I use following code to train my CNN model with invoice images.
train_datagen = ImageDataGenerator(
rescale = 1. / 255,
shear_range = 0.2,
zoom_range = 0.2,
horizontal_flip = True
)
test_datagen = ImageDataGenerator(rescale = 1. / 255)
train_generator = train_datagen.flow_from_directory(train_data_dir,
target_size =(img_width, img_height),
batch_size = batch_size)
validation_generator = test_datagen.flow_from_directory(
validation_data_dir,
target_size =(img_width, img_height),
batch_size = batch_size)
model.fit_generator(train_generator,
steps_per_epoch = nb_train_samples // batch_size,
epochs = epochs, validation_data = validation_generator,
validation_steps = nb_validation_samples // batch_size)

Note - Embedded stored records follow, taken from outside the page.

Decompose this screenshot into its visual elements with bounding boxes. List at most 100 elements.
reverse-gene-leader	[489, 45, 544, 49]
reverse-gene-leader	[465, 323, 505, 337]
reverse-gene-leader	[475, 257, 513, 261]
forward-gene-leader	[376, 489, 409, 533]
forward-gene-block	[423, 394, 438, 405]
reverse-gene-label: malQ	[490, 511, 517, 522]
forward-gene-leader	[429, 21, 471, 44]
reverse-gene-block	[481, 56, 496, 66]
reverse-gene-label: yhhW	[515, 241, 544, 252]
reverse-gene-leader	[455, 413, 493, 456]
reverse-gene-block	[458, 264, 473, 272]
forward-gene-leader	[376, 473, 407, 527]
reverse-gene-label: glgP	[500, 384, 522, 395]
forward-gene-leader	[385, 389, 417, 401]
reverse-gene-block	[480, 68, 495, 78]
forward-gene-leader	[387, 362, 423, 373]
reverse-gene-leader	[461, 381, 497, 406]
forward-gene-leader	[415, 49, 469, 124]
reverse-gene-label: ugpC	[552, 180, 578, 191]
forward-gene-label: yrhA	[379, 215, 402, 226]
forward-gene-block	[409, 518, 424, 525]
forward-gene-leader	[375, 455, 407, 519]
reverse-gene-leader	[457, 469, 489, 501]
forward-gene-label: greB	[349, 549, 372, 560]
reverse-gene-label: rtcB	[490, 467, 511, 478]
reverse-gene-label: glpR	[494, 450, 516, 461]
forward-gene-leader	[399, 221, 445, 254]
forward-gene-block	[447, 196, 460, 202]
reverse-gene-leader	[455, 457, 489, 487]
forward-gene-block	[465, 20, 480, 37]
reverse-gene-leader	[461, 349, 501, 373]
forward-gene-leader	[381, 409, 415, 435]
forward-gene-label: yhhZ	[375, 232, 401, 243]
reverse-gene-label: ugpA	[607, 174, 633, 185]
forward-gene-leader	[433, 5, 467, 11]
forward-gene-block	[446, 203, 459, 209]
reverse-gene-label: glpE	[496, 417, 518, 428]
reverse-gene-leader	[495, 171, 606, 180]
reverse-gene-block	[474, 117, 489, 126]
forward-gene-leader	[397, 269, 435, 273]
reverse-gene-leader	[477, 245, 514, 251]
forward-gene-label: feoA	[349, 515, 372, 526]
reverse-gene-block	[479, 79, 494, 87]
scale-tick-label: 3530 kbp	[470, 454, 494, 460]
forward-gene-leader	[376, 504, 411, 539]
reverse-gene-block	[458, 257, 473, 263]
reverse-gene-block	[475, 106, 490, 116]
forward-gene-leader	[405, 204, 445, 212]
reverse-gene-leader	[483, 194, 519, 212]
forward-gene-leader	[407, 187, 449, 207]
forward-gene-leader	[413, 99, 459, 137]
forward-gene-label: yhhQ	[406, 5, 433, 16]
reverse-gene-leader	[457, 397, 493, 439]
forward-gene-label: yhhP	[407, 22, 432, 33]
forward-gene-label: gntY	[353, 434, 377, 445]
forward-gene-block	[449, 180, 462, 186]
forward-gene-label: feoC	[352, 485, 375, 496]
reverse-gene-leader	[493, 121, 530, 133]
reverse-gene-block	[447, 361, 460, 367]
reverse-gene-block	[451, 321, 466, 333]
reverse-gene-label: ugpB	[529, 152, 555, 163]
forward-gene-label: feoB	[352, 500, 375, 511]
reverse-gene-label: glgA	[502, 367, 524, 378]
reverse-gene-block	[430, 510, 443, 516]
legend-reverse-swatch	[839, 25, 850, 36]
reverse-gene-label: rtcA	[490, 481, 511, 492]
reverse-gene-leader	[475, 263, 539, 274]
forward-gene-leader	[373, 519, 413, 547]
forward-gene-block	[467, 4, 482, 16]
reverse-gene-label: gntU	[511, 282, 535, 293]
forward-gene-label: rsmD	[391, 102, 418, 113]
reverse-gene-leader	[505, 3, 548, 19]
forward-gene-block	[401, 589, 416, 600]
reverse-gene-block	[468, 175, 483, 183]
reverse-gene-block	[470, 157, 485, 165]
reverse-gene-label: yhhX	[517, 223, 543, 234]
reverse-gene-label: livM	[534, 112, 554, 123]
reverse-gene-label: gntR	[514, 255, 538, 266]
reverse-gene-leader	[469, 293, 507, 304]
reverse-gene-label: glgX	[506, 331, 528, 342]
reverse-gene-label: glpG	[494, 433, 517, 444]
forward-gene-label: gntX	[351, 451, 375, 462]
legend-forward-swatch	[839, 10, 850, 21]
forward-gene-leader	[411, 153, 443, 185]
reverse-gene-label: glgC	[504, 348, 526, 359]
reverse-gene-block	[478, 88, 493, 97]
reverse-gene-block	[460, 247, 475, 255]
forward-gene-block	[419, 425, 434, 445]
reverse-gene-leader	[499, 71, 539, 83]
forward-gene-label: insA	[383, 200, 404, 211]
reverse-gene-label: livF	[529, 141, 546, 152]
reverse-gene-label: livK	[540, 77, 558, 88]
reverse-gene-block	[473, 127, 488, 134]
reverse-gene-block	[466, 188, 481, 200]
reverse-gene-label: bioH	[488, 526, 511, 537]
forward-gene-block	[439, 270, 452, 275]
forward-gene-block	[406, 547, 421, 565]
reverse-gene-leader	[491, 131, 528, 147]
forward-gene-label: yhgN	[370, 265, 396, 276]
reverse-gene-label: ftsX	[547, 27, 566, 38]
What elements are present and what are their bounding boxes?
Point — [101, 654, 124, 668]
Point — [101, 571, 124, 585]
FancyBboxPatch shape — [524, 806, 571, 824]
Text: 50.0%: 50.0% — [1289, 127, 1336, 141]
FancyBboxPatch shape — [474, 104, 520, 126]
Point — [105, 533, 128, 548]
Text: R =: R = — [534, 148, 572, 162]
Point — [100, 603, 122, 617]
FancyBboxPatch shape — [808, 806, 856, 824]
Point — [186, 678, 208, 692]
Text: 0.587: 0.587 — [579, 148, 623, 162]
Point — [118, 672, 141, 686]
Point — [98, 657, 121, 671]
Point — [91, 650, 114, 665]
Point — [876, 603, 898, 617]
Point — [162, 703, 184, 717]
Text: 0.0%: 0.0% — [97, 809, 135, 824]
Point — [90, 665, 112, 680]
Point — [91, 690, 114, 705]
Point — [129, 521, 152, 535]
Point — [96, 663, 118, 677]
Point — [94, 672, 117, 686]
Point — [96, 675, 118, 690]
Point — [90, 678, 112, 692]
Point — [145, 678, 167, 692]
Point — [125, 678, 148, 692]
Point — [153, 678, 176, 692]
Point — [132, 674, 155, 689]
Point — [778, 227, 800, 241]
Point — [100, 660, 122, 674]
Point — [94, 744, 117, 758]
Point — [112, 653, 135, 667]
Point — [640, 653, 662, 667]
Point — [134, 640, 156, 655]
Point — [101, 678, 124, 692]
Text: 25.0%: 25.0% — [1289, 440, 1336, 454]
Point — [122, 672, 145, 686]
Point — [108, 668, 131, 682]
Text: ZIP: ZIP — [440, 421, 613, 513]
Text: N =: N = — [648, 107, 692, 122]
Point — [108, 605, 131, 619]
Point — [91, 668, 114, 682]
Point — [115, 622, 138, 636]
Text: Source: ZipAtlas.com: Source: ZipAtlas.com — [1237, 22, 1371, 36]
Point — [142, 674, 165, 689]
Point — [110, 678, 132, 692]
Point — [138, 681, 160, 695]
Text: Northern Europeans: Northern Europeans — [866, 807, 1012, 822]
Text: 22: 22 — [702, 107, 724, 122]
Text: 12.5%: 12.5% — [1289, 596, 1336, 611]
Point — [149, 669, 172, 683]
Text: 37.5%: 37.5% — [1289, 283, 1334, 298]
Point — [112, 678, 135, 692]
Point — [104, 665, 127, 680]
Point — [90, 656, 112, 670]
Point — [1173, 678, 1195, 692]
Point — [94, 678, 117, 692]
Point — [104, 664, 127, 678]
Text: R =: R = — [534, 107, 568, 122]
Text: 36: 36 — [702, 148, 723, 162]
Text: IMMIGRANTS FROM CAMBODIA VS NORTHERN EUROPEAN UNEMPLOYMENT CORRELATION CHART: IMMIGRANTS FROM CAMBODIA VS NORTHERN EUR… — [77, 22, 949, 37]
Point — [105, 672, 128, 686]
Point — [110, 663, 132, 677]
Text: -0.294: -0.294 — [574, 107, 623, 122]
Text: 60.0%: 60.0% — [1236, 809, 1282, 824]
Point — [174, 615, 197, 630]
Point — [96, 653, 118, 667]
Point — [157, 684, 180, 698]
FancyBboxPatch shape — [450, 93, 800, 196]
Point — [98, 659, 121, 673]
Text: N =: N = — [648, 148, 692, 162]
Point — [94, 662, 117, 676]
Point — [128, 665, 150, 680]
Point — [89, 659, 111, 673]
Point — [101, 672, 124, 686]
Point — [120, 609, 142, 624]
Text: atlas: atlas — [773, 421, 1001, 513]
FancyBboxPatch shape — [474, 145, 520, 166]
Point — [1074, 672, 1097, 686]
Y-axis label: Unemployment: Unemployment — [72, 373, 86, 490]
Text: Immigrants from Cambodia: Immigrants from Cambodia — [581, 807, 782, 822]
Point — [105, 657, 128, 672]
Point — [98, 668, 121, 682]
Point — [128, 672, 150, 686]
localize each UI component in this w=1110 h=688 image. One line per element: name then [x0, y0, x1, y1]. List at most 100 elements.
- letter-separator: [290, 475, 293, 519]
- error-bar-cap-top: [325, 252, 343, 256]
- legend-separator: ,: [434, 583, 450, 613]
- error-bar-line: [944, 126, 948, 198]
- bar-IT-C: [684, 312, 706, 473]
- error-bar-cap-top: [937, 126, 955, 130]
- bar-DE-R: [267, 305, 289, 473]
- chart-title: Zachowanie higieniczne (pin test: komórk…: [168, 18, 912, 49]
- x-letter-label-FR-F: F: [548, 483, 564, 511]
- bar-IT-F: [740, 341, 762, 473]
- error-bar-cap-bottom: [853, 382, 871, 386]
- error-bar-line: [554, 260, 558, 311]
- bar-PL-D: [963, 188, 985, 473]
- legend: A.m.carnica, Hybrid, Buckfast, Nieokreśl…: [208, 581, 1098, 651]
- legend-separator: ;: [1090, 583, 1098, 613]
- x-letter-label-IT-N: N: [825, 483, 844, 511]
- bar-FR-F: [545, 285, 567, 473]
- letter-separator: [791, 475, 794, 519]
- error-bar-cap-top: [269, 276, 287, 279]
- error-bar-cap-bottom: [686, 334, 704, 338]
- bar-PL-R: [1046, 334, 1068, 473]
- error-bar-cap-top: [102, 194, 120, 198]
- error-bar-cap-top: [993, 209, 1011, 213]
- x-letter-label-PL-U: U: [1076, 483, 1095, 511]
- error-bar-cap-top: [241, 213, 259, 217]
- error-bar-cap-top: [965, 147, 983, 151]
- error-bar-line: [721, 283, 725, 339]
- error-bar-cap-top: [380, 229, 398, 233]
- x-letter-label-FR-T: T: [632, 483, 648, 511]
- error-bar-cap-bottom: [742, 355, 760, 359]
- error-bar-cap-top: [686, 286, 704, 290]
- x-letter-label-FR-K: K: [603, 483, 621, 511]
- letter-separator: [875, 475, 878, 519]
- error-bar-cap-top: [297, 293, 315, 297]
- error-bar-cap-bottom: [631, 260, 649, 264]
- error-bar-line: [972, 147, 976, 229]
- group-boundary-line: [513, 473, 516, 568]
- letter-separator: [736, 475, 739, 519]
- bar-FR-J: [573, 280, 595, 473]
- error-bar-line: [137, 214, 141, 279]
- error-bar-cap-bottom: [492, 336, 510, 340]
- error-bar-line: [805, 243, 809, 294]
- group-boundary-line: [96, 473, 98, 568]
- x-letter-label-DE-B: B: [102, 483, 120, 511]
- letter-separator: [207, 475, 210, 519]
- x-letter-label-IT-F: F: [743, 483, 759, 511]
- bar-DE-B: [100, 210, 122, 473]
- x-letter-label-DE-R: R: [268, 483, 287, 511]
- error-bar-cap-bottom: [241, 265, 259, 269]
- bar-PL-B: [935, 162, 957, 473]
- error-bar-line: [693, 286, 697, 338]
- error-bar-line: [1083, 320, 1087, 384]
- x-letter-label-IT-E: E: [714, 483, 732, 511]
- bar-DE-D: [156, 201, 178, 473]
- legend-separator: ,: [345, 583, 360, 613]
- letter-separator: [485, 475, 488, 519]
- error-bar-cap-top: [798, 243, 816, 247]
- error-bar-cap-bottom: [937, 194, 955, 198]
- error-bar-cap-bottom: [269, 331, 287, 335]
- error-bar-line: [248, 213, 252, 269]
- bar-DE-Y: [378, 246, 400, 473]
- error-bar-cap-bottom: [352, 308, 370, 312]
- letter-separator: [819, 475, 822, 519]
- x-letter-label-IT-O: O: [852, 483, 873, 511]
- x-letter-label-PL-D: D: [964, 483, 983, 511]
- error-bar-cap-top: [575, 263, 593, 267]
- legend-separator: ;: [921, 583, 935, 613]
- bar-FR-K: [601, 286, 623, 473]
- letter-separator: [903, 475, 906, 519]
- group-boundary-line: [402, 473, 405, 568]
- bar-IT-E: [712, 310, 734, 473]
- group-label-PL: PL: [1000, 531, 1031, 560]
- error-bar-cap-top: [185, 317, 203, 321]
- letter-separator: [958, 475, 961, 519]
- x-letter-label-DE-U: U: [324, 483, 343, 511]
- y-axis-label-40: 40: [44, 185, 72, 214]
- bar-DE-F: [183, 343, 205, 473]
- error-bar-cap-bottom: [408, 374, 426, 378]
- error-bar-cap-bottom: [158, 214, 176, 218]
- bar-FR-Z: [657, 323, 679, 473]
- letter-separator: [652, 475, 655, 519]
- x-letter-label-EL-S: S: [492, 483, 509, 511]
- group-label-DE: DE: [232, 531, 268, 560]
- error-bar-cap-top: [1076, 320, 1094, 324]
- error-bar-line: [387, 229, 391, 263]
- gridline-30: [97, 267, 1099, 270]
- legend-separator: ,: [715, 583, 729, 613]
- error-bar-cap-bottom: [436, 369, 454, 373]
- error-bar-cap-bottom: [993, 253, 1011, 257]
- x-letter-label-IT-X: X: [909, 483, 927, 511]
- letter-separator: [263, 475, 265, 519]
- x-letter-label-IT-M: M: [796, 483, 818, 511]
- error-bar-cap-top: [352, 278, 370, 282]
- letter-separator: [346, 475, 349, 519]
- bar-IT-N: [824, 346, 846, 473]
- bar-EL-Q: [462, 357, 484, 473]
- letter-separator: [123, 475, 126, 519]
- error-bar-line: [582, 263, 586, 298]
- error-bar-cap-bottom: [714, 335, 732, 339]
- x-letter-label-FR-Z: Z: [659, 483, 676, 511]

The problem is I used only upright images in my training data set. All my images are like following image:
After the training when I want to send an image like below, my model fails to predict its right class.
As you see below, I send horizontal_flip = True to ImageDataGenerator
train_datagen = ImageDataGenerator(
rescale = 1. / 255,
shear_range = 0.2,
zoom_range = 0.2,
horizontal_flip = True
)
How can I change my code so that it can predict even flipped images. Or should I use manually flipped images within my training dataset?
I would rotate the images randomly with ImageDataGenerator
. Just specify the following argument:
rotation_range: Int. Degree range for random rotations.
Or, you can pass a preprocessing function to ImageDataGenerator
which gives you more flexibility.
def orthogonal_rot(image):
return np.rot90(image, np.random.choice([-1, 0, 1]))
train_generator = ImageDataGenerator(
preprocessing_function=orthogonal_rot)
This function will rotate by either -90, 0, or 90 degrees.
(The np.rot90()
function is rotating the image 90 degrees times the second parameter. Accordingly -1 is -90 degrees, 0 is no rotation, 1 is 90 degrees and 2 would be 180 degrees.)